The Beurs van Hendrick de Keyser on a painting by J.A. Berckheyde (1630-1693). Exchange trading took place here in the time of the foundation of the Collegie tot Nut des Obligatiehandels (College for the Benefit of Bond trading).
Around 1800, the first securities companies emerged. To work in the securities business, one was required to be able to make quick calculations - even back then -, as evidenced by this 1812 job advertisement.
Sworn brokers were obliged to present their broker’s rod (‘makelaarsstokje’) when doing transactions on the exchange. A 1795 version is depicted here. The arrival of many ‘moonlighters’ on the exchange was a reason for securities brokers to join forces in the Collegie in 1789.
In 1839, the Collegie - by then called Sociëteit (Society) - existed 50 years. This celebration song is proof that the French period (1795-1813) was difficult for securities trading, but that there was a profound belief in King Willem I and his pursuit of setting the Dutch economy on its feet again.
Collegie tot Nut des Obligatiehandels
The first stock exchange organization in Amsterdam
The end of the eighteenth century was a turbulent time. The Fourth Anglo-Dutch War, The French Revolution, and tension between patriots and royalists – in the Netherlands – created an uncertain investment climate. The once powerful Dutch East India Company was in its final days, as was the West India Company. Share traders saw increasingly fewer opportunities. For some of them, trade in bonds was a rewarding alternative. Initially, bonds were a quiet and sound investment, but that changed soon due to economic and political turmoil. Solid bonds traders found themselves increasingly surrounded by speculators of all sorts, and a derailing trade was greatly feared.

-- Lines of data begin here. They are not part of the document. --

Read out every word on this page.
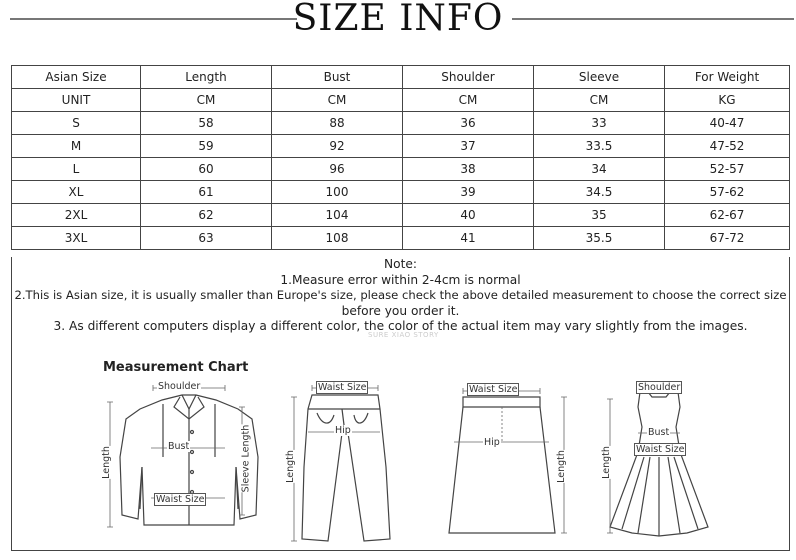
SIZE INFO
Asian Size	Length	Bust	Shoulder	Sleeve	For Weight
UNIT	CM	CM	CM	CM	KG
S	58	88	36	33	40-47
M	59	92	37	33.5	47-52
L	60	96	38	34	52-57
XL	61	100	39	34.5	57-62
2XL	62	104	40	35	62-67
3XL	63	108	41	35.5	67-72
Note:
1.Measure error within 2-4cm is normal
2.This is Asian size, it is usually smaller than Europe's size, please check the above detailed measurement to choose the correct size
before you order it.
3. As different computers display a different color, the color of the actual item may vary slightly from the images.
SURE XIAO STORY
Measurement Chart
Shoulder
Bust
Waist Size
Length	Sleeve Length
Waist Size
Hip
Length
Waist Size
Hip
Length
Shoulder
Bust
Waist Size
Length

To guard against abuse, the Collegie tot Nut des Obligatiehandels (College for the Benefit of Bondtrading) was founded in November 1789. It was the first securities exchange organization in Amsterdam. The main tasks of the new organization included the monitoring of listings and the provision of reliable price data. To achieve the latter aim, the Collegie contacted printer and publisher Nicolaas Cotray in order to publish a price list twice a week. This resulted in some improvement, but according to some, the listings in the price list were not precise enough. In 1833, they founded the Nieuwe Handel-Sociëteit (New Trade Society) and published their more accurate prices in the Handelsblad (Trade Journal). Both organizations would coexist for over twenty years before a cooperation and, eventually, a merger would follow.